The pack had refused to let me go with just one of them, and I hoped my mother was prepared to set a table for four more. If I was being honest, I was glad the whole pack was going with me. I didn’t want to face my father without them at my back. And I knew they had my back.
“Stop pawing at yourself,” Wo
lfe chided. “You are about to be in the presence of the witch equivalent of royalty.” I could barely detect the hint of sarcasm in his voice.
“I didn’t vote for them,” Cash muttered and winked at me when I glanced at him. My guys looked good, in suits that Luka’s staff (it was hard to think of a sixteen year old as having staff, but he did carry the weight of the entire universe on his shoulders, so I guess he was responsible enough to manage a household of servants) had procured for them. I was in a pretty, Wolfe-approved dress that didn’t have too low of a neckline. Max had managed to tame my curls into a braid, just in case everything goes tits-up, if you’re throwing lightning around you don’t need to worry about getting hair in your eyes, Darcy, she’d said.
“How long are we going to wait out here?” Ace asked, sounding uncharacteristically annoyed. When I looked at him, I could see how tense he was.
It wasn’t every day you met your girl’s parents, I guess, especially not when your girl’s parents wanted you dead.
“Still not sold on this being a good idea,” Finn commented.
“Diplomacy is one of the basic tenants of the highest families of the witching world,” Wolfe replied. “They won’t murder us until after the flan has been served and tea poured.”
“Great,” Eli snorted.
“Shhh,” I hissed as the sound of the locks turning on the door. One of the serving girls was there, her eyes wide as she surveyed us.
“Oh,” she said, before blinking hard and seeming to remember her manners. “Please, Miss Darcy, um, please come in with your… your guests.”

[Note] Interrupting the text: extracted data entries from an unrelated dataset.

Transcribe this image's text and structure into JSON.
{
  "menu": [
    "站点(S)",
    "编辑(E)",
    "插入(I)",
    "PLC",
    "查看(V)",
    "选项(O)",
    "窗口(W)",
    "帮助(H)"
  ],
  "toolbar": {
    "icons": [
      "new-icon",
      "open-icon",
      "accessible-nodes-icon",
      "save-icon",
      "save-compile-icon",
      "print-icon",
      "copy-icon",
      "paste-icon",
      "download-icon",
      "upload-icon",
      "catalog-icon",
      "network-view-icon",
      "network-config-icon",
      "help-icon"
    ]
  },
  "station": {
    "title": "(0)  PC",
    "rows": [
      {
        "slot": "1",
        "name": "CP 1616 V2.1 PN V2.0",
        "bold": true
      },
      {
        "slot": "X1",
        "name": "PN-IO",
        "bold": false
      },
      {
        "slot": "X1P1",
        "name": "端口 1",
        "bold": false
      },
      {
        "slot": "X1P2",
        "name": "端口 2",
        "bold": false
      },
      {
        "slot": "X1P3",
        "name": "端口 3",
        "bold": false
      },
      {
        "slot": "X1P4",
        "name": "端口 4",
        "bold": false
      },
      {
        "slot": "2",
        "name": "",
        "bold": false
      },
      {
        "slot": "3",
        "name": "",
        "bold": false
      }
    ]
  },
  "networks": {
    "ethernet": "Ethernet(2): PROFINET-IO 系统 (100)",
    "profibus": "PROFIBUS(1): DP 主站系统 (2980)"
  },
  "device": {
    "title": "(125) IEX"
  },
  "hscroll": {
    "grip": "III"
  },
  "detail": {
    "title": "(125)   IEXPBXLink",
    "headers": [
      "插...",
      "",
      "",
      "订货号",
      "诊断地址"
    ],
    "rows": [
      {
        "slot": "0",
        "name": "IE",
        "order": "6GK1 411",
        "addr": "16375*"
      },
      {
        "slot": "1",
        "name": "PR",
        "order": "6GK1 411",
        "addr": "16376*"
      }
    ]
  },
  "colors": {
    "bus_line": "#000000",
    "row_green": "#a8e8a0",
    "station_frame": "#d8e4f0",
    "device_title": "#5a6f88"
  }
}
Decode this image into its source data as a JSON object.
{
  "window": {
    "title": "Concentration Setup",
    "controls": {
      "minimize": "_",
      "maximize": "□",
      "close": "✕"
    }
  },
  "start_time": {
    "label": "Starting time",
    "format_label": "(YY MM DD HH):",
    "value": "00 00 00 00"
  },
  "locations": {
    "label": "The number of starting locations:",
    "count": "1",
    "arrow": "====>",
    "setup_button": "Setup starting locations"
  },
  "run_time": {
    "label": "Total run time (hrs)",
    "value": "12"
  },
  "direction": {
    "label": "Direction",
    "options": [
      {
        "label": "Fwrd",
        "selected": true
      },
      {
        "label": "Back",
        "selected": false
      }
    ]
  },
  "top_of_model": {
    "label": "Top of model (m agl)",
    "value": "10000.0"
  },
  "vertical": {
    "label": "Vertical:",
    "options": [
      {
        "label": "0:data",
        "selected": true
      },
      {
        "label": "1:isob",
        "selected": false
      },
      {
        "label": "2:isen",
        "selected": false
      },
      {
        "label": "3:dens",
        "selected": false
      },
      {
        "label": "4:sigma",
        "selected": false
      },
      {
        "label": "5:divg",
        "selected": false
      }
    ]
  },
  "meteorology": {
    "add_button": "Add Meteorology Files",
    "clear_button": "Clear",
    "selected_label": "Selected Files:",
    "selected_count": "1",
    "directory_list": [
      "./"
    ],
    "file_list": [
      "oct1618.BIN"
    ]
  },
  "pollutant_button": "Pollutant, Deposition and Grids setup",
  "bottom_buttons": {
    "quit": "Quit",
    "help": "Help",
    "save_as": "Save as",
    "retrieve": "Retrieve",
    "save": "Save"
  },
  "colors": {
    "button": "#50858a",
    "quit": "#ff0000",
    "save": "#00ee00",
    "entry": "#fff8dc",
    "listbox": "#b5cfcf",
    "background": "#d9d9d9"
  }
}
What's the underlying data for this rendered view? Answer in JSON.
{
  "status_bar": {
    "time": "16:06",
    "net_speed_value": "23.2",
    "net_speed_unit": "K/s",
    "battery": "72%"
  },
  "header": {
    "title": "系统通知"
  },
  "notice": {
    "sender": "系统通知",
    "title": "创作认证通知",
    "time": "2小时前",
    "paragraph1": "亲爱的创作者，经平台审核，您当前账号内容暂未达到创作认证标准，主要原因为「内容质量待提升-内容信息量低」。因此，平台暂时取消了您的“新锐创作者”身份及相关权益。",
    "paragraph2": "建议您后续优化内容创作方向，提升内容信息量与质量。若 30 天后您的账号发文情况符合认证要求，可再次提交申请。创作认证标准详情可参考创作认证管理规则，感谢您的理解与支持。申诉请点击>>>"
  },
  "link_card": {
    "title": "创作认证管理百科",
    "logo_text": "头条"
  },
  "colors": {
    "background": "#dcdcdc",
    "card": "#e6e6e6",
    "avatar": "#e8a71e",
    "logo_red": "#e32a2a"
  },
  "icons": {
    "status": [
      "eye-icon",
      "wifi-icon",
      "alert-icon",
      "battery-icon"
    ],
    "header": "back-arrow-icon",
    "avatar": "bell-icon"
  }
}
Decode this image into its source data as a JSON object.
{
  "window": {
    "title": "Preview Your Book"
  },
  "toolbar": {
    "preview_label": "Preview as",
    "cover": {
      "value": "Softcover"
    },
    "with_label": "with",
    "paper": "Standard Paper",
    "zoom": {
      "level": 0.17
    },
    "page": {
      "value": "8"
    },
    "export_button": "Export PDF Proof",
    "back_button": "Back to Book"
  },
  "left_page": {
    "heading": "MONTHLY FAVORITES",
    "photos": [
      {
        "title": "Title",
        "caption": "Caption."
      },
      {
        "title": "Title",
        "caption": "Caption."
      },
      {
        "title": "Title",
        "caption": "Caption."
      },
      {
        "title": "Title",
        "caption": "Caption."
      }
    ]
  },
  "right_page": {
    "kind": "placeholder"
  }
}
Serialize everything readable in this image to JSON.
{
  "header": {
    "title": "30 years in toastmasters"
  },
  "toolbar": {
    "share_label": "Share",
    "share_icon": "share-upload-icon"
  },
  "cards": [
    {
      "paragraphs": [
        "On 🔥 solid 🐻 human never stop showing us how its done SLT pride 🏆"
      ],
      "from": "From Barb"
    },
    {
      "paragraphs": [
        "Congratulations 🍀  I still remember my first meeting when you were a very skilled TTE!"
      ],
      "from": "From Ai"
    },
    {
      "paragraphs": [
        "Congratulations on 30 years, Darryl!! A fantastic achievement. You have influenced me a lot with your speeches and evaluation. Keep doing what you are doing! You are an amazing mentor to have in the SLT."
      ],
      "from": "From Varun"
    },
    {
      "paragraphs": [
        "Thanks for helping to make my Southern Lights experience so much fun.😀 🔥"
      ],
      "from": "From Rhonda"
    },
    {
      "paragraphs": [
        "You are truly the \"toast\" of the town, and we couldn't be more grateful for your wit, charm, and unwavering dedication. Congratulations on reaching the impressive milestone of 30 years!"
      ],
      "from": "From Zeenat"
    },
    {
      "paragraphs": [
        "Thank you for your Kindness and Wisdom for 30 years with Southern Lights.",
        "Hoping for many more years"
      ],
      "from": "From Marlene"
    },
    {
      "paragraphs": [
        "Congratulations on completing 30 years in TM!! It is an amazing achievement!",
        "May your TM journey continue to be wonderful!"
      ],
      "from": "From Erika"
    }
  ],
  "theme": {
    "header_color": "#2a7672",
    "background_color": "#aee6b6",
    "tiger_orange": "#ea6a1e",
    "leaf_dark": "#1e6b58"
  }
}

“Mates,” I said, although I didn’t want to be rude to her. For her, it was just a job. I glanced at Wolfe. “And my mentor.”
She went as still as the door itself and stood there woodenly as we filed in.
Ace whistled as he looked skyward at the vaulted ceiling of the grand entry before giving me a sheepish look.
“I know you said it was nice, but I didn’t figure on it being this nice,” he kept his voice hushed, like he was in a library or maybe more aptly, a morgue.